Quali sono i progetti a cui sta lavorando in questo momento?

Quella che mi sta più a cuore ora è la collaborazione con l’Orchestra “Toscanini” di Parma, per una serie di concerti che hanno in programma le trascrizioni di grandi lavori sinfonici di Gustav Mahler (Sinfonia N°4, Das Lied von der Erde, Kindertotenlieder ecc.), rielaborati per ensemble da Schoenberg e dai suoi allievi. È un progetto che mi soddisfa molto perché riempie, in parte, la grande lacuna che ha il repertorio per fisarmonica: la mancanza di lavori dedicati al nostro strumento dai grandi compositori, le cui opere sono però presenti frequentemente nelle stagioni concertistiche. Dicevo, questa lacuna è stata colmata solo parzialmente, perché la fisarmonica viene usata in queste versioni “tascabili” dei grandi lavori mahleriani al posto dell’armonium ed ha sì un ruolo fondamentale per legare il suono dei fiati a quello degli archi, ma non ha una parte principale.

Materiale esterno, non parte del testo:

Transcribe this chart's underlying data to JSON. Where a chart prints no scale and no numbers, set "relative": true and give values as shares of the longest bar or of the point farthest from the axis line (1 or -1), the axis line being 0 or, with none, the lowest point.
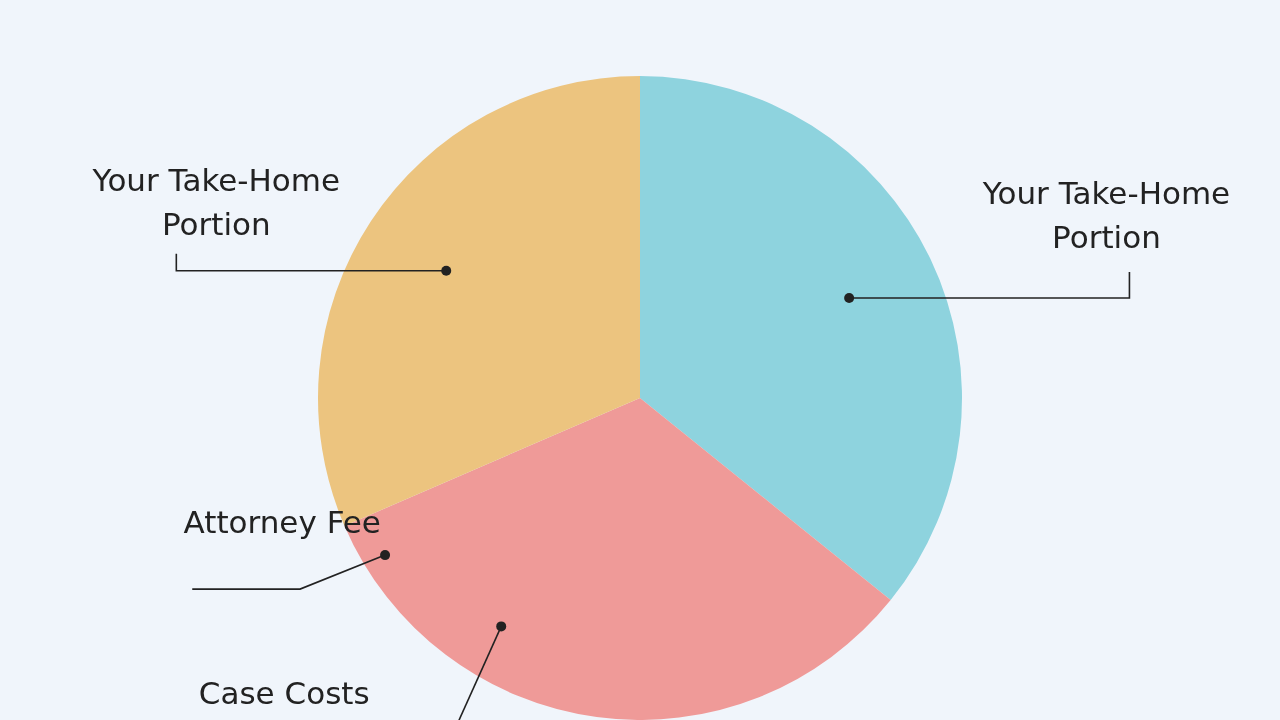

Se solo Čajkovskij avesse scritto il suo meraviglioso concerto in Re Maggiore per fisarmonica invece che per violino, oggi il nostro strumento non avrebbe i problemi di visibilità che conosciamo!

Purtroppo i compositori contemporanei che invece si sono interessati al nostro strumento non sono così popolari tra gli abbonati dei teatri e questo in un periodo di crisi come quello che stiamo vivendo fa la differenza, in Italia e all’estero.

La crisi che viviamo non è solo economica, purtroppo è anche e soprattutto culturale!

Può regalarci un suo breve ricordo del maestro Abbado?

Ho avuto il piacere di lavorare con Abbado dieci anni fa quando suonai con i solisti della Mahler Chamber Orchestra al Festival di Lucerna.

Come è facile immaginare è stata un’esperienza unica e nonostante fosse già malato, trasmetteva molta energia, aveva un gesto essenziale e uno sguardo che ti faceva capire subito che cosa chiedeva ai suoi musicisti. Io suonavo vicino a lui a non più di un metro e alla fine dell’esecuzione, ancora sul palco tra gli applausi, ha stretto la mano a tutti ringraziandoci: un grande gesto di umiltà dal quale tutti dovremmo imparare.